It’s an illegal pyramid scheme. That’s the conclusion reached by a federal appellate court in upholding a trial judge’s ruling in an FTC action challenging a multi-level marketing business operated by BurnLounge, Inc. If you have clients in the business opportunity arena, the opinion is a must-read.
BurnLounge sold opportunities to run an online digital music store. But the FTC alleged in its complaint that the defendants were running a pyramid scheme. One defendant settled, but the remaining parties went to trial.

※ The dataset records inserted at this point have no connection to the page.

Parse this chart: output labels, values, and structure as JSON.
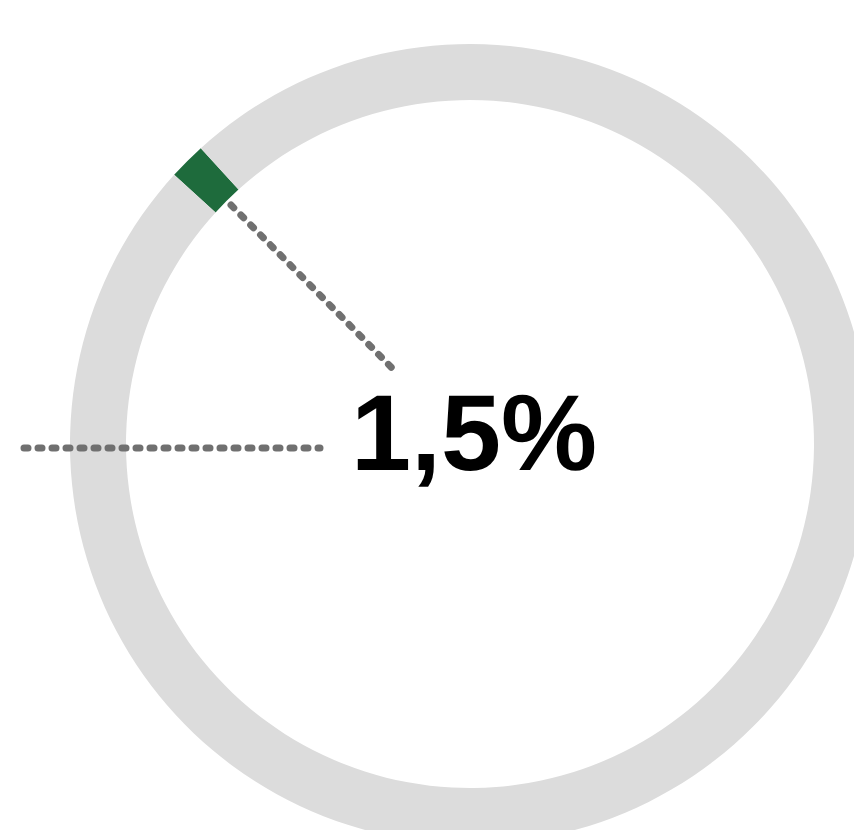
{
  "chart_data": {
    "type": "donut",
    "categories": [
      null,
      null
    ],
    "values": [
      1.5,
      98.5
    ],
    "colors": [
      "#1e6b3c",
      "#dcdcdc"
    ],
    "annotations": [
      "1,5%"
    ]
  }
}
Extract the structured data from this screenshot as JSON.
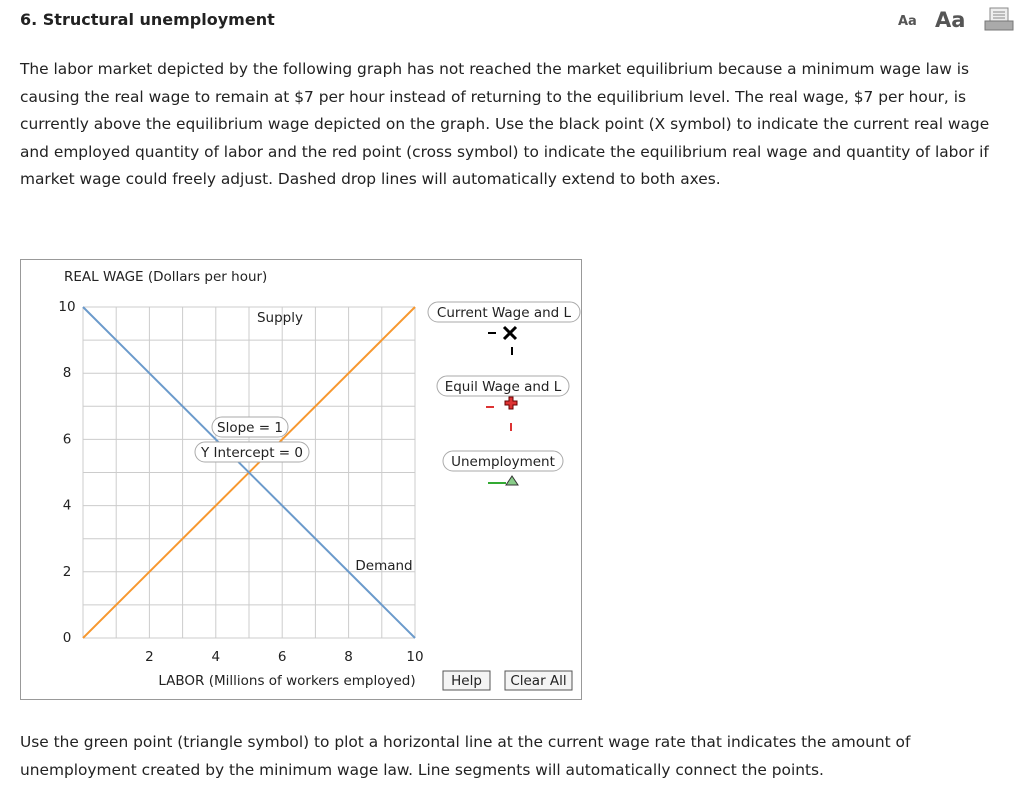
{
  "header": {
    "title": "6. Structural unemployment",
    "font_small": "Aa",
    "font_large": "Aa"
  },
  "instructions": "The labor market depicted by the following graph has not reached the market equilibrium because a minimum wage law is causing the real wage to remain at $7 per hour instead of returning to the equilibrium level. The real wage, $7 per hour, is currently above the equilibrium wage depicted on the graph. Use the black point (X symbol) to indicate the current real wage and employed quantity of labor and the red point (cross symbol) to indicate the equilibrium real wage and quantity of labor if market wage could freely adjust. Dashed drop lines will automatically extend to both axes.",
  "graph": {
    "y_axis_label": "REAL WAGE (Dollars per hour)",
    "x_axis_label": "LABOR (Millions of workers employed)",
    "xlim": [
      0,
      10
    ],
    "ylim": [
      0,
      10
    ],
    "xticks": [
      2,
      4,
      6,
      8,
      10
    ],
    "yticks": [
      0,
      2,
      4,
      6,
      8,
      10
    ],
    "grid_lines": [
      0,
      1,
      2,
      3,
      4,
      5,
      6,
      7,
      8,
      9,
      10
    ],
    "lines": [
      {
        "name": "Supply",
        "color": "#f7982f",
        "x": [
          0,
          10
        ],
        "y": [
          0,
          10
        ]
      },
      {
        "name": "Demand",
        "color": "#6b9acb",
        "x": [
          0,
          10
        ],
        "y": [
          10,
          0
        ]
      }
    ],
    "annotations": [
      "Slope = 1",
      "Y Intercept = 0"
    ],
    "palette": [
      "Current Wage and L",
      "Equil Wage and L",
      "Unemployment"
    ],
    "buttons": [
      "Help",
      "Clear All"
    ]
  },
  "footer": "Use the green point (triangle symbol) to plot a horizontal line at the current wage rate that indicates the amount of unemployment created by the minimum wage law. Line segments will automatically connect the points."
}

After a nine-day trial, the District Court agreed that BurnLounge was operating a pyramid scheme and found that more than 56,000 consumers had failed to recoup their investment. The District Court ordered BurnLounge and its CEO to pay a total of $16.2 million in consumer redress. Two other individual defendants were ordered to turn over their unjust enrichment from the scheme. The order barred the defendants from engaging in illegal pyramid sales schemes, Ponzi schemes, chain marketing schemes, and similar operations. Also prohibited: misrepresentations about any multi-level marketing or business venture, including claims about sales, income, profitability, or legality.
BurnLounge and two affiliated individuals appealed. The U.S. Court of Appeals for the Ninth Circuit upheld the trial court’s ruling, concluding “We agree with the district court that BurnLounge was an illegal pyramid scheme in violation of the [FTC Act] because BurnLounge’s focus was recruitment, and because the rewards it paid in the form of cash bonuses were tied to recruitment rather than the sale of merchandise.”
The Ninth Circuit held that the FTC presented ample evidence to support the finding that BurnLounge was an illegal pyramid scheme. In particular, the FTC’s evidence showed that: 1) “Moguls” – members who could earn income – were required to recruit new members to become eligible for all three types of cash bonuses paid by BurnLounge; and 2) Moguls were motivated by the opportunity to earn cash rewards, as shown by data illustrating the sharp difference in package purchasing patterns of Moguls vs. non-Moguls, and by the fact that BurnLounge’s sales plummeted after a preliminary order stopped the Mogul program.
The Ninth Circuit had some interesting things to say about the legal determination of what’s a pyramid scheme. The Court concluded that the test for establishing a pyramid scheme doesn’t require that the rewards for recruiting others be “completely” unrelated to the sale of products. Evaluating how BurnLounge operated, the Court observed, “Recruiting was built into the compensation structure in that recruiting led to eligibility for cash rewards, and more recruiting led to higher rewards.” The Court further stated that based on the evidence presented at trial, “Rewards for recruiting were ‘unrelated’ to sales to ultimate users because BurnLounge incentivized recruiting participants, not product sales.”